Pindell’s work is in the permanent collections of major museums internationally, including the Fogg Museum, Harvard University; the Louisiana Museum of Modern Art, Copenhagen; the Metropolitan Museum of Art; the Museum of Contemporary Art, Chicago; the Museum of Fine Arts, Boston; the Museum of Modern Art; the National Gallery of Art, Washington, D.C.; the Philadelphia Museum of Art; the Princeton University Art Museum; the Rose Art Museum, Brandeis University; The Studio Museum in Harlem; the Virginia Museum of Fine Arts; the Wadsworth Atheneum; the Walker Art Center; and the Whitney Museum of American Art.

Naomi Beckwith

Naomi Beckwith is the Marilyn and Larry Fields Curator at the Museum of Contemporary Art Chicago, where her exhibition and book projects focus on the impact of identity and multi-disciplinary practices for shaping contemporary art.
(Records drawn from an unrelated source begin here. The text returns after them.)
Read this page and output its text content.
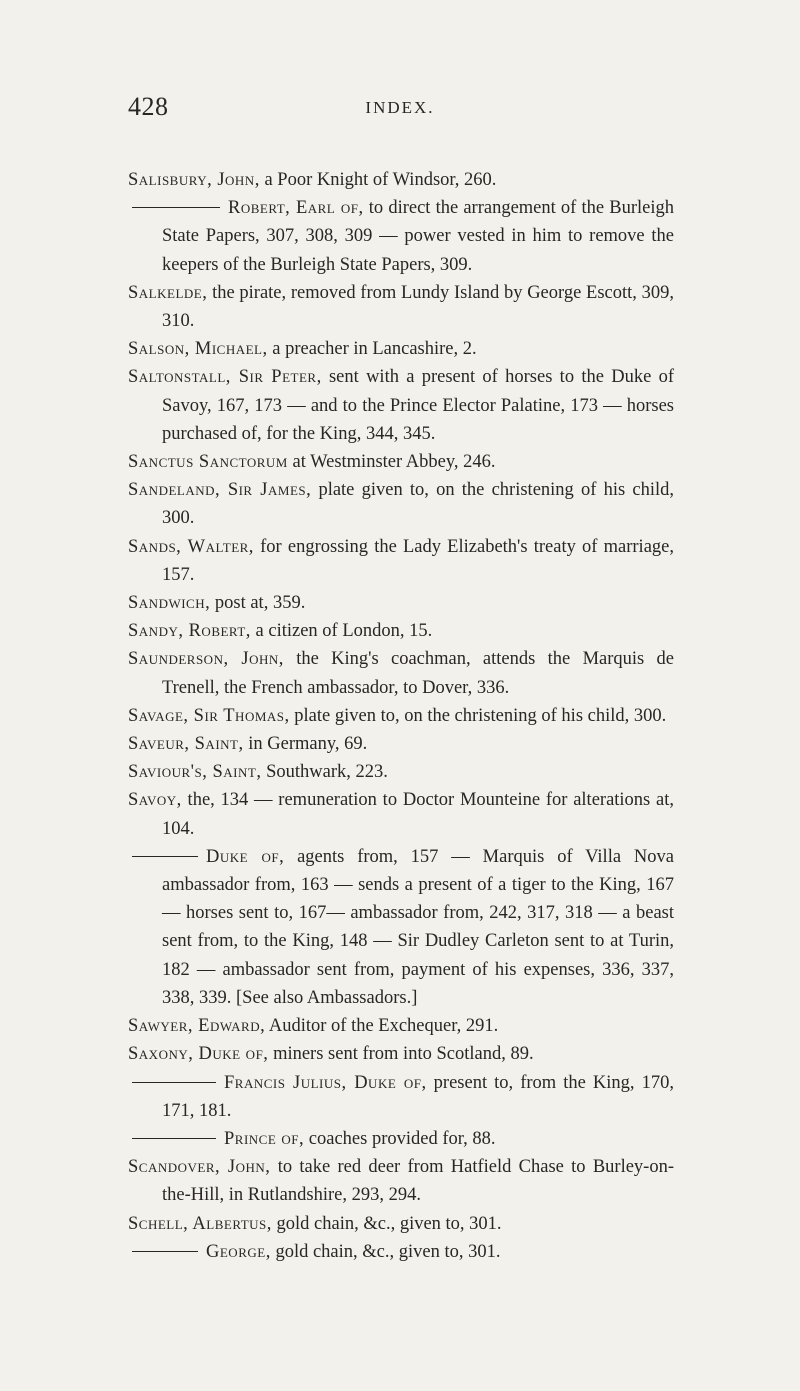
428	INDEX.

Salisbury, John, a Poor Knight of Windsor, 260.

Robert, Earl of, to direct the arrangement of the Burleigh State Papers, 307, 308, 309 — power vested in him to remove the keepers of the Burleigh State Papers, 309.

Salkelde, the pirate, removed from Lundy Island by George Escott, 309, 310.

Salson, Michael, a preacher in Lancashire, 2.

Saltonstall, Sir Peter, sent with a present of horses to the Duke of Savoy, 167, 173 — and to the Prince Elector Palatine, 173 — horses purchased of, for the King, 344, 345.

Sanctus Sanctorum at Westminster Abbey, 246.

Sandeland, Sir James, plate given to, on the christening of his child, 300.

Sands, Walter, for engrossing the Lady Elizabeth's treaty of marriage, 157.

Sandwich, post at, 359.

Sandy, Robert, a citizen of London, 15.

Saunderson, John, the King's coachman, attends the Marquis de Trenell, the French ambassador, to Dover, 336.

Savage, Sir Thomas, plate given to, on the christening of his child, 300.

Saveur, Saint, in Germany, 69.

Saviour's, Saint, Southwark, 223.

Savoy, the, 134 — remuneration to Doctor Mounteine for alterations at, 104.

Duke of, agents from, 157 — Marquis of Villa Nova ambassador from, 163 — sends a present of a tiger to the King, 167 — horses sent to, 167— ambassador from, 242, 317, 318 — a beast sent from, to the King, 148 — Sir Dudley Carleton sent to at Turin, 182 — ambassador sent from, payment of his expenses, 336, 337, 338, 339. [See also Ambassadors.]

Sawyer, Edward, Auditor of the Exchequer, 291.

Saxony, Duke of, miners sent from into Scotland, 89.

Francis Julius, Duke of, present to, from the King, 170, 171, 181.

Prince of, coaches provided for, 88.

Scandover, John, to take red deer from Hatfield Chase to Burley-on-the-Hill, in Rutlandshire, 293, 294.

Schell, Albertus, gold chain, &c., given to, 301.

George, gold chain, &c., given to, 301.
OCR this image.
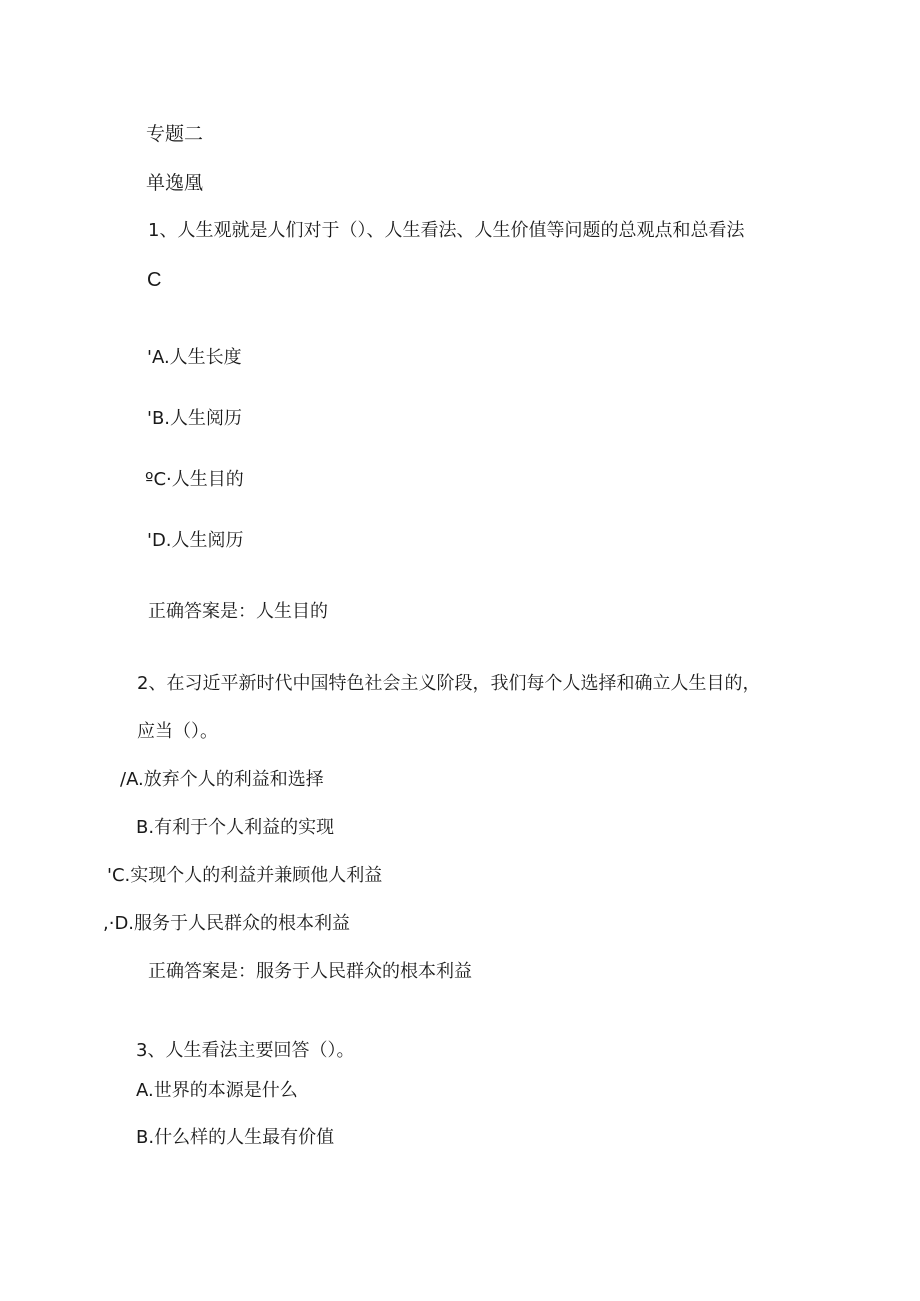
专题二
单逸凰
1、人生观就是人们对于（）、人生看法、人生价值等问题的总观点和总看法
C
'A.人生长度
'B.人生阅历
ºC·人生目的
'D.人生阅历
正确答案是：人生目的
2、在习近平新时代中国特色社会主义阶段，我们每个人选择和确立人生目的，
应当（）。
/A.放弃个人的利益和选择
B.有利于个人利益的实现
'C.实现个人的利益并兼顾他人利益
,·D.服务于人民群众的根本利益
正确答案是：服务于人民群众的根本利益
3、人生看法主要回答（）。
A.世界的本源是什么
B.什么样的人生最有价值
Prior to the MCA, Beckwith held positions at the Institute of Contemporary Art in Philadelphia and the Studio Museum in Harlem. Her numerous exhibitions include The Freedom Principle: Experiments in Art and Music, 1965 to Now and 30 Seconds off an Inch, both considering the persistent resonance of black cultural practices across contemporary art internationally. She has been an early champion of such rising artists as Rashid Johnson, Jimmy Robert, Keren Cytter, The Propeller Group, and Lynette Yiadom-Boakye. Beckwith has contributed to numerous publications and served on the jury of the 56th Venice Biennale in 2015. She holds a BA in History from Northwestern University and an MA with Distinction from the Courtauld Institute in London.

Valerie Cassel Oliver

Valerie Cassel Oliver is the Sydney and Frances Lewis Family Curator of Modern and Contemporary Art at the Virginia Museum of Fine Arts. Prior to this position, she spent sixteen years at the Contemporary Arts Museum Houston, Texas, where she was senior curator. She was director of the Visiting Artist Program at the School of the Art Institute of Chicago and a program specialist at the National Endowment for the Arts. In 2000, she was one of six curators selected to organize the Biennial for the Whitney Museum of American Art in New York. Cassel Oliver has organized numerous exhibitions including the acclaimed Double Consciousness: Black Conceptual Art Since 1970 (2005); Cinema Remixed and Reloaded: Black Women Artists and the Moving Image with Dr. Andrea Barnwell Brownlee (2009); Hand + Made: The Performative Impulse in Art and Craft (2010); and Radical Presence: Black Performance in Contemporary Art, (2012), which toured through 2015. Cassel Oliver has also organized numerous solo exhibitions including a major retrospective on Benjamin Patterson, Born in the State of Flux/us, (2010) as well as the surveys Donald Moffett: The Extravagant Vein (2011); Jennie C. Jones: Compilation (2015); Angel Otero: Everything and Nothing (2016) and most recently,Annabeth Rosen: Fired, Broken, Gathered, Heaped (2017).